In my reverie I am prompted to recall the singular features of Mississippi Mills, its collision with art and athletics; and its correspondence with the United States, all reminiscent of my own positive alliances bridging Park Avenue in New York City, the Musée des beaux arts in Montréal and the sculpture of Dr. James Naismith outside my law office and that of Dale Dunning by my hearth. Recalling too the art show 50 years ago in the theatre of the Old Town Hall, backing into my colleague from St. Andrew’s College and Dalhousie law school, whose family lived at The Glen in Almonte. From there rambling to more austere connections, all miraculously completing the cycle and the strange pathways of life including Old Burnside and its inevitable transitions with those in between, at once reviving and subduing, from the Gatehouse and Strathburn farm to the beginning of Malcolm Street and then to the Reformed Presbyterian Church, its minister and congregation, my piano teacher and White Lake. Desperate images of poignancy at Kerry Funeral Home on Elgin Street and nearby the initial dinner in town with the Judge whose wife strangely led to Collie Woollen Mills in the Village of Appleton nearby my beloved Mississippi Golf Club upriver from where I am now stationed in the western sunshine. Eventually tying to 279 Country Street and one of my first and most memorable clients with whose daughter I am by coincidence a regular correspondent.

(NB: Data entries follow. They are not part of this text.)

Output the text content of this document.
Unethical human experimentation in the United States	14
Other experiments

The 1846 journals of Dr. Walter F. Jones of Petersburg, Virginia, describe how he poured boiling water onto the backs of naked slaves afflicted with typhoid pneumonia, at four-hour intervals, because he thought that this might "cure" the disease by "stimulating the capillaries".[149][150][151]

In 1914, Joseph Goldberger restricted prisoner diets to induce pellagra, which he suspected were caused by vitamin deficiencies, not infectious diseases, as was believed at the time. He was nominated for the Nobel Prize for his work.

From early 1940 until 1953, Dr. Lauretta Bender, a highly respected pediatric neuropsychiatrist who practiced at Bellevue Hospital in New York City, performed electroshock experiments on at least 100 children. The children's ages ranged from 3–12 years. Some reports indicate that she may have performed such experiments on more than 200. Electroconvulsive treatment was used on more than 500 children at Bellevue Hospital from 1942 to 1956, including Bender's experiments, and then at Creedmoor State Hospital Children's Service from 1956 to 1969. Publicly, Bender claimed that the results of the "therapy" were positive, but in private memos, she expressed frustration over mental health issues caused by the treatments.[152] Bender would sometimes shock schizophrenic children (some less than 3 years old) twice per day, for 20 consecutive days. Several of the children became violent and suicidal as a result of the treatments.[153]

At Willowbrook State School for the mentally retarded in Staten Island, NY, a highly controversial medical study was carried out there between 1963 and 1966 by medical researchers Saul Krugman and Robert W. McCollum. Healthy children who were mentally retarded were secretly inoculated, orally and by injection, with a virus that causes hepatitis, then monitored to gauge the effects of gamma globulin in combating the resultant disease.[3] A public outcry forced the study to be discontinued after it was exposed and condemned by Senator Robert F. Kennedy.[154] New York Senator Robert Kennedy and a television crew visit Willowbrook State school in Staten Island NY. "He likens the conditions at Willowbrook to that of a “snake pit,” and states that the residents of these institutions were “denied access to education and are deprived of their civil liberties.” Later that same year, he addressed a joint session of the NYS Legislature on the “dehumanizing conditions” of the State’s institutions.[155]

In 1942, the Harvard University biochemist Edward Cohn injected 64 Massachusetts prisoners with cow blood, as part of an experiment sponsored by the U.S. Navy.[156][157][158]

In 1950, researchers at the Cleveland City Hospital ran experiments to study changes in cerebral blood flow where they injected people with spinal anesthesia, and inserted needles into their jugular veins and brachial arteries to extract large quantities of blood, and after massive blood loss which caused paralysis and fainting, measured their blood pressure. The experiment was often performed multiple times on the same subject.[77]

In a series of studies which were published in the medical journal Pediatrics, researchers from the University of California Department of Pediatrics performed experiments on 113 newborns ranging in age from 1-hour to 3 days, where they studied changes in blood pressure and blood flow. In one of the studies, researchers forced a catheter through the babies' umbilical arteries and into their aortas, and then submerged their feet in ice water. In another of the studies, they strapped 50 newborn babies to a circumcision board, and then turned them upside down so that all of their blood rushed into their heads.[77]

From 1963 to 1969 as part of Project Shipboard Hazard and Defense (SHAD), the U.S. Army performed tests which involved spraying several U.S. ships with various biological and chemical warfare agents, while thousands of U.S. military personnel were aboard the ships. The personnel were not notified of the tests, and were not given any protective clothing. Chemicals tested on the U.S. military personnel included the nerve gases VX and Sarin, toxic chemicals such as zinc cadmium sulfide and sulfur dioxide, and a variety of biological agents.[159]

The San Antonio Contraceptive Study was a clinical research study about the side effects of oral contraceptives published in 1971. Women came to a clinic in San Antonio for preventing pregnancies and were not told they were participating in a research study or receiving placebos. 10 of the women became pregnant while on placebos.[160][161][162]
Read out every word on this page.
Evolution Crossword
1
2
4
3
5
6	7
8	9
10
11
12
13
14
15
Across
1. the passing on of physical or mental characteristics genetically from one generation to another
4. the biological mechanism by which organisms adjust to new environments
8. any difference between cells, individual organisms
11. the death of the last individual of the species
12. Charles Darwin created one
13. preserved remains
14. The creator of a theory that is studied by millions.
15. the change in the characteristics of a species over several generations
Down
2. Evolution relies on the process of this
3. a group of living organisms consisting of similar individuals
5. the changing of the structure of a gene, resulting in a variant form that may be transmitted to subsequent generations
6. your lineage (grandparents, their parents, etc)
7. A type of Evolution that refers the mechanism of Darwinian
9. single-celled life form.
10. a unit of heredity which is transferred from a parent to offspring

At table this evening – a modest feast of greens and protein – I acknowledged having reached the zenith of delight upon our return to Canada. Afterwards Bunny called to share her news. We both agreed that we haven’t the pretence of prolonging consternation or conclusion. The time is ripe for decision!
The speed of enhancement is unparalleled. We’ve jumped from cooperative custom to unpredicted change where the only constancy is travelling with the current.